Stream CDC Data from Oracle

  • how-to
To continuously load change data capture (CDC) events from an Oracle database into Enterprise Analytics, you configure the Debezium Oracle connector to publish changes to a Kafka topic, then create a Kafka link and collection in Enterprise Analytics.

The Debezium Oracle connector captures row-level changes in Oracle tables and publishes them as JSON events to a Kafka topic. Enterprise Analytics reads from that topic using a Kafka link.

Prerequisites

  • A running Kafka cluster with a Debezium connector configured for your Oracle database, producing messages in JSON, Avro, or Protobuf format.

  • If using JSON format, schema embedding must be disabled for both key and value converters in your Debezium configuration:

    key.converter.schemas.enable=false
    value.converter.schemas.enable=false
  • A Kafka link in Enterprise Analytics. See Create a Kafka Pipeline Link.

Create an Enterprise Analytics Collection

The Kafka topic for an Oracle table follows the naming convention <topic.prefix>.<schema>.<table>. For example, if topic.prefix is oracle, the schema is ADMIN, and the table is ORDERS, the topic name is oracle.ADMIN.ORDERS.
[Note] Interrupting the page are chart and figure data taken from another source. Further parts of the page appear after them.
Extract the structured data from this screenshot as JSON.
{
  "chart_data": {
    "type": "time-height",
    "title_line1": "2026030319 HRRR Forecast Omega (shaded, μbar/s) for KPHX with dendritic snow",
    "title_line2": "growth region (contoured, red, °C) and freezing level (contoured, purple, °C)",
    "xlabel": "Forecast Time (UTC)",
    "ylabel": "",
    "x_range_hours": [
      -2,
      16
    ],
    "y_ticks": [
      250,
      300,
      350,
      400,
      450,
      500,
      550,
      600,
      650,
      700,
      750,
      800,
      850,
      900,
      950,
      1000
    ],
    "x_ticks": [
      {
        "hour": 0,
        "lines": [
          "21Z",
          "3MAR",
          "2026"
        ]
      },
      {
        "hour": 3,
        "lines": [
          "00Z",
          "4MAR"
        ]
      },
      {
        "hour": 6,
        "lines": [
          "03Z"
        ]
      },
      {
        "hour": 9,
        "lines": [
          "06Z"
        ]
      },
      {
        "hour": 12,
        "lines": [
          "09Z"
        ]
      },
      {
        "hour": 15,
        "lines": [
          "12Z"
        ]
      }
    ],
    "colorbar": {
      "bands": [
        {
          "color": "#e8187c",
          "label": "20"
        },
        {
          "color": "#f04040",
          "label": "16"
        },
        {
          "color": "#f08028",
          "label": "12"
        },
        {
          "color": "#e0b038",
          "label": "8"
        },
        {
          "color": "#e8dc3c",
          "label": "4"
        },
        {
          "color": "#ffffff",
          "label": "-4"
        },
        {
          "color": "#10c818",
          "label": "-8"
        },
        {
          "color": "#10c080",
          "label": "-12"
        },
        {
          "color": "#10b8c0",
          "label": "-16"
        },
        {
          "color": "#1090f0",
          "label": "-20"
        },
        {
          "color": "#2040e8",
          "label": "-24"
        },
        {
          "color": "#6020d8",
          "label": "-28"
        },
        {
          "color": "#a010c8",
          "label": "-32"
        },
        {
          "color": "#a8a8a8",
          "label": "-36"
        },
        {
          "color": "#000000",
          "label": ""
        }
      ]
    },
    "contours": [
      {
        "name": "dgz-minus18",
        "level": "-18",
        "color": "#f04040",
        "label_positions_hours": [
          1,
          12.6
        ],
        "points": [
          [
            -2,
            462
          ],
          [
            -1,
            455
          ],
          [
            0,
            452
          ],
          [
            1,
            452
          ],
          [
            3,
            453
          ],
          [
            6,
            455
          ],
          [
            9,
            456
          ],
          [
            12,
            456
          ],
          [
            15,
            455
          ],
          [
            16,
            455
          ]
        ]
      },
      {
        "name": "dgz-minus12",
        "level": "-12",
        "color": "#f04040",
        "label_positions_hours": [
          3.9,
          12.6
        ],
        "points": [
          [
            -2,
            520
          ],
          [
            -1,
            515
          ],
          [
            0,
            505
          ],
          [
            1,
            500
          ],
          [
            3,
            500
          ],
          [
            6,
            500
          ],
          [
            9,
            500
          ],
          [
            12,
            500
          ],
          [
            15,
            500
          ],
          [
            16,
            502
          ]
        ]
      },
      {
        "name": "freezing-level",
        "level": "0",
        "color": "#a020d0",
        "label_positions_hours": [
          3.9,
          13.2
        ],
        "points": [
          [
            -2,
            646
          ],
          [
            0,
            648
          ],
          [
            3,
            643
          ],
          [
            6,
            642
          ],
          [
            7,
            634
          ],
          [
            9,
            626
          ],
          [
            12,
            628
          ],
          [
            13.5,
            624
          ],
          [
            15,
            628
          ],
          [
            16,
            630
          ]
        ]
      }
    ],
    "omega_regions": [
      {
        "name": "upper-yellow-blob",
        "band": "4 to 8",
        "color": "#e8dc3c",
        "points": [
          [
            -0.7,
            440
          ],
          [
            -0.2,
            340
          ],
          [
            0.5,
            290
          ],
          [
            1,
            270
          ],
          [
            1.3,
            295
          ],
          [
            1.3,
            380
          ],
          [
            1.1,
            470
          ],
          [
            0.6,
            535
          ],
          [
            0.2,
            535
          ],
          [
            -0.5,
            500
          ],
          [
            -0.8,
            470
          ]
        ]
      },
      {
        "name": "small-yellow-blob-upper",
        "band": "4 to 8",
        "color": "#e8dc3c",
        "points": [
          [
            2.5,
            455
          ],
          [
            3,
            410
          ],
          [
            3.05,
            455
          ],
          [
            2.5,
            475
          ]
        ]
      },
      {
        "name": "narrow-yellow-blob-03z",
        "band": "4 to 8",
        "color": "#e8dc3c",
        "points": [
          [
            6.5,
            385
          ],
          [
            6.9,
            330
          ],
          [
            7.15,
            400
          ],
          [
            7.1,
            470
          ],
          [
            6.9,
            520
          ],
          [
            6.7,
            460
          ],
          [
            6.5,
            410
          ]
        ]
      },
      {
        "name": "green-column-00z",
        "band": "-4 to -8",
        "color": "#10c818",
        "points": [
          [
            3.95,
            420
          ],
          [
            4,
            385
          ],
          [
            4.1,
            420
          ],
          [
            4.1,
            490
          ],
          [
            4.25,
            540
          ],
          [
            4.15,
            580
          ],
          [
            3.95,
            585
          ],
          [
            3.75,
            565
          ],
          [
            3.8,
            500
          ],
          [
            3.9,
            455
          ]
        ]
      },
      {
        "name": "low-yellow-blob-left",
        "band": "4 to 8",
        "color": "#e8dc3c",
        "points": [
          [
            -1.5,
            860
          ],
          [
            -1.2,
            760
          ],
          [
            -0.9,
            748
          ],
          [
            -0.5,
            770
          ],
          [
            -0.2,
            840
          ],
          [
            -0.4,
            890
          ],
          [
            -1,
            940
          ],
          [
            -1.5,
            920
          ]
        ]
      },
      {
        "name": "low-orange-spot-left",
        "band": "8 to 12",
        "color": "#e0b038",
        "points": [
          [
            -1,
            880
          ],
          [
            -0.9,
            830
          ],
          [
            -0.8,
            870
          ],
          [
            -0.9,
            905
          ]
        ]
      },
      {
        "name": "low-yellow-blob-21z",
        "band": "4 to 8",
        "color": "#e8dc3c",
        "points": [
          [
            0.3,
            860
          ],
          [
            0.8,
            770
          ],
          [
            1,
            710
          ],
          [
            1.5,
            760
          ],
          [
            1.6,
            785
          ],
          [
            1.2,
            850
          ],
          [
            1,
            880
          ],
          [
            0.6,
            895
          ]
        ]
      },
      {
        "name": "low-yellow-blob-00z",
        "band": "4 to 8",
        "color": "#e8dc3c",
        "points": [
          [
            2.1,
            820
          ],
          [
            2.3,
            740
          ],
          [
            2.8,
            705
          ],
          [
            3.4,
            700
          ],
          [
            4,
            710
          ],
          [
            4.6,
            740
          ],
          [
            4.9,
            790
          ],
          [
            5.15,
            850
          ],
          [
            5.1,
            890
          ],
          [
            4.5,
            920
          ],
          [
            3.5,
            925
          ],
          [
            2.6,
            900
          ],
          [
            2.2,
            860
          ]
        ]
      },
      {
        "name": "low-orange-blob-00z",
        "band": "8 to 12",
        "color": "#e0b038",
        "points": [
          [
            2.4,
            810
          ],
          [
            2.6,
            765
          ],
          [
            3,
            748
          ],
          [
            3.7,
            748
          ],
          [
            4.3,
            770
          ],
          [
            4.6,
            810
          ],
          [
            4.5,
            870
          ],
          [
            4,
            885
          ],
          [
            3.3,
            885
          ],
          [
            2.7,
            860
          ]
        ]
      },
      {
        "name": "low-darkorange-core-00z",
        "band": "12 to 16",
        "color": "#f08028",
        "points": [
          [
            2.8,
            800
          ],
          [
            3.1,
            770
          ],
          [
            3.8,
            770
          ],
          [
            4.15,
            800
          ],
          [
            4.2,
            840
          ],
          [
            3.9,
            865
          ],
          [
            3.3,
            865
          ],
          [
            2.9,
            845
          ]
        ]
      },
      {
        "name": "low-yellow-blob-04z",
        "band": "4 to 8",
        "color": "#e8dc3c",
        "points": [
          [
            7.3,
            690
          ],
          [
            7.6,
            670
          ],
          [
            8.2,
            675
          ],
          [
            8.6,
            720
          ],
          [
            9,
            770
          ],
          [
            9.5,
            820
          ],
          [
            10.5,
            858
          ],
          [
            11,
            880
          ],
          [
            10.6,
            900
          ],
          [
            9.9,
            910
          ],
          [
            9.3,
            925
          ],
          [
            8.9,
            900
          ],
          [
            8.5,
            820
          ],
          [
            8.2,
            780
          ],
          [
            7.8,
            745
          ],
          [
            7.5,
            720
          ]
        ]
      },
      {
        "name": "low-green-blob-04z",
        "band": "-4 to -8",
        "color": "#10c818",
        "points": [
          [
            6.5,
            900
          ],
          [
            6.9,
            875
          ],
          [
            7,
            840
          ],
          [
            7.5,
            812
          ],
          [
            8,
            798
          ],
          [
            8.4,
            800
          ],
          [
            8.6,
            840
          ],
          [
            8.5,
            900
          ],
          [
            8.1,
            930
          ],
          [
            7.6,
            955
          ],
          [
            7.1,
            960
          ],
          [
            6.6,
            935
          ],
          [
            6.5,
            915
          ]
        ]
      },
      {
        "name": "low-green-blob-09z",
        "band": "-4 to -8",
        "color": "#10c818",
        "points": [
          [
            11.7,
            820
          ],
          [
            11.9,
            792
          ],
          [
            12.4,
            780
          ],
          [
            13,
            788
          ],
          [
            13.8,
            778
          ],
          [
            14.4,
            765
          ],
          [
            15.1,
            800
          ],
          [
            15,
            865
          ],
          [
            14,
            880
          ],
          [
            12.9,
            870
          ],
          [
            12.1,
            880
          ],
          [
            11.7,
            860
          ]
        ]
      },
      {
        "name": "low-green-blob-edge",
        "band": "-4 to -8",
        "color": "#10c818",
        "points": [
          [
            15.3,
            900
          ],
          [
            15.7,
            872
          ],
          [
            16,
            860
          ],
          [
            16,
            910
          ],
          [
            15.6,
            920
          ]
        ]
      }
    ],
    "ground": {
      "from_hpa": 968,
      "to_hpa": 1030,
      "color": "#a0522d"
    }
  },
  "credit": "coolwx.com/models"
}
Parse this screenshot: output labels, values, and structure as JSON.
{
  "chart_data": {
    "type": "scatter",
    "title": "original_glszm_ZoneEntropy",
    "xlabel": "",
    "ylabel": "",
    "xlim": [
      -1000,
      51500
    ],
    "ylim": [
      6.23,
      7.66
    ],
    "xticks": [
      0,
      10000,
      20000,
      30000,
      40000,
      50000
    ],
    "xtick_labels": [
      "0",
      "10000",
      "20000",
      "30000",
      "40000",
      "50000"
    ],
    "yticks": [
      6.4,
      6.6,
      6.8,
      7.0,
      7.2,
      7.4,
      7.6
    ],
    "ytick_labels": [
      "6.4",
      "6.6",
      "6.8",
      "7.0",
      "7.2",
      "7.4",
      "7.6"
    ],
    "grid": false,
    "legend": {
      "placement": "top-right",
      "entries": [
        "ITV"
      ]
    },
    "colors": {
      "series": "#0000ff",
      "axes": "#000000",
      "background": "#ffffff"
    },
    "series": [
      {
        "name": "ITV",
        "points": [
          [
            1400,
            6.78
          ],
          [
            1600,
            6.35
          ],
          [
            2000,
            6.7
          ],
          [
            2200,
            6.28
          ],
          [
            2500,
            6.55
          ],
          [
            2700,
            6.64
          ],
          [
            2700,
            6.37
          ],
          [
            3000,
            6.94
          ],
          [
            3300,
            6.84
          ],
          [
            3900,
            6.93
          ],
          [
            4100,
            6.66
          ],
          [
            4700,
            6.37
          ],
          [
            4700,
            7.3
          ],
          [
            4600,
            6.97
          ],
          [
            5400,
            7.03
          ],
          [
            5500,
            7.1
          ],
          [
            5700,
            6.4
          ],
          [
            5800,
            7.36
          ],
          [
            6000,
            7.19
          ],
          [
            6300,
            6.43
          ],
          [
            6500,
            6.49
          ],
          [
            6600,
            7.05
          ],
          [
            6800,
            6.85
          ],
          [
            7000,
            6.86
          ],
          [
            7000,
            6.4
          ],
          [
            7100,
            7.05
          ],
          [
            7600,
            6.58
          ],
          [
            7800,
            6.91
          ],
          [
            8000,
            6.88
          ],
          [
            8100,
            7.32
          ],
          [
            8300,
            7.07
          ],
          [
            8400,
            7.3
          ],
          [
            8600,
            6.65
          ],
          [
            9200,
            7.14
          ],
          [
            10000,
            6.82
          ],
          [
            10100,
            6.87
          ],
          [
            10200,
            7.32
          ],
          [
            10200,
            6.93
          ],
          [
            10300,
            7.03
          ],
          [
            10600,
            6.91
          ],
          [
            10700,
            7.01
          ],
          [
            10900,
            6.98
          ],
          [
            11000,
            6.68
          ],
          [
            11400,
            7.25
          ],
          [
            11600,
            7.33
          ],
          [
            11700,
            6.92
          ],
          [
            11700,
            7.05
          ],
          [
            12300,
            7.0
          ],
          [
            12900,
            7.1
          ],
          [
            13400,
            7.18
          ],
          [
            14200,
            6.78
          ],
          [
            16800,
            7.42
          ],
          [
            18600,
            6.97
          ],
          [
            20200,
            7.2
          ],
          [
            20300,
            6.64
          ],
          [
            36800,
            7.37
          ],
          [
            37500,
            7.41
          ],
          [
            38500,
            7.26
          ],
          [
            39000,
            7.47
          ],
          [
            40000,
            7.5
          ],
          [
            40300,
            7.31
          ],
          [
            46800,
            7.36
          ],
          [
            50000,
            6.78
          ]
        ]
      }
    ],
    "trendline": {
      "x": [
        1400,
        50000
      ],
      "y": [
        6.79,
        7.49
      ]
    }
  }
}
The following example creates a collection on a Kafka link to ingest Debezium Oracle CDC records:

CREATE COLLECTION `Default`.`Default`.oracleOrders
    PRIMARY KEY (ID: bigint)
    ON `oracle.ADMIN.ORDERS` AT kafkaLink
    WITH {
        "storage-format": {"format": "column"},
        "kafka-sink": "true",
        "keySerializationType": "JSON",
        "valueSerializationType": "JSON",
        "cdcEnabled": "true",
        "cdcDetails": {
            "cdcSource": "ORACLE",
            "cdcSourceConnector": "DEBEZIUM"
        }
    };
Parameter Description

PRIMARY KEY

The primary key field and its data type. Must match a column in the Oracle table.

ON

The Kafka topic name. Must match the topic the Debezium connector publishes to.

AT

The name of the Kafka link that connects to your Kafka cluster.

cdcEnabled

Set to "true" to enable CDC processing for this collection.

cdcSource

Set to "ORACLE" to indicate the upstream CDC source is Oracle.

cdcSourceConnector

Set to "DEBEZIUM" to indicate the Debezium connector is in use.

To start ingesting data, connect the Kafka link:

CONNECT LINK kafkaLink;

Data Type Handling and Limitations

During ingestion, Debezium may convert Oracle types in ways that differ from the native Oracle representation. Ingestion is performed based on the contents of the after field in each event. No schema metadata is used.

The following table shows how Oracle types map to Enterprise Analytics types with the default Debezium configuration.

Oracle Type Enterprise Analytics Type

CHAR[(M)], NCHAR[(M)], NVARCHAR2[(M)], VARCHAR[(M)], VARCHAR2[(M)]

STRING

BLOB, CLOB, NCLOB

STRING

BINARY_FLOAT, BINARY_DOUBLE

DOUBLE

DECIMAL[(P, S)]

STRING or BIGINT

DOUBLE PRECISION, FLOAT[(P)], NUMBER[(P[, *])], REAL

OBJECT

INTEGER, INT

STRING

NUMBER(P, S <= 0)

BIGINT

NUMBER(P, S > 0)

STRING

NUMERIC[(P, S)]

STRING or BIGINT

SMALLINT

STRING

DATE

BIGINT

INTERVAL DAY[(M)] TO SECOND

DOUBLE

INTERVAL YEAR[(M)] TO MONTH

DOUBLE

TIMESTAMP(0-3), TIMESTAMP, TIMESTAMP(4-6), TIMESTAMP(7-9)

BIGINT

TIMESTAMP WITH TIME ZONE, TIMESTAMP WITH LOCAL TIME ZONE

STRING

Unsupported Oracle Types

The following Oracle types are not supported by Debezium:

  • BFILE (binary file)

  • BOOLEAN

  • Direct joins in the FROM clause of UPDATE and DELETE statements

  • Data Use Case Domains

  • JavaScript-based stored procedures

  • LONG

  • LONG RAW

  • ROWID (not supported on XStream)

  • Table value constructors (TVCs)

  • UROWID (Universal ROWID)

  • VECTOR

Debezium Configuration Options

Debezium provides configuration options to reduce data type mismatches. For example, setting decimal.handling.mode = double causes Oracle decimal values to be ingested as DOUBLE values in Kafka. For a full list of options, see the Debezium Oracle connector documentation.

Test your complete data model with all expected data types before deploying to production to verify data is ingested as expected under your chosen configuration.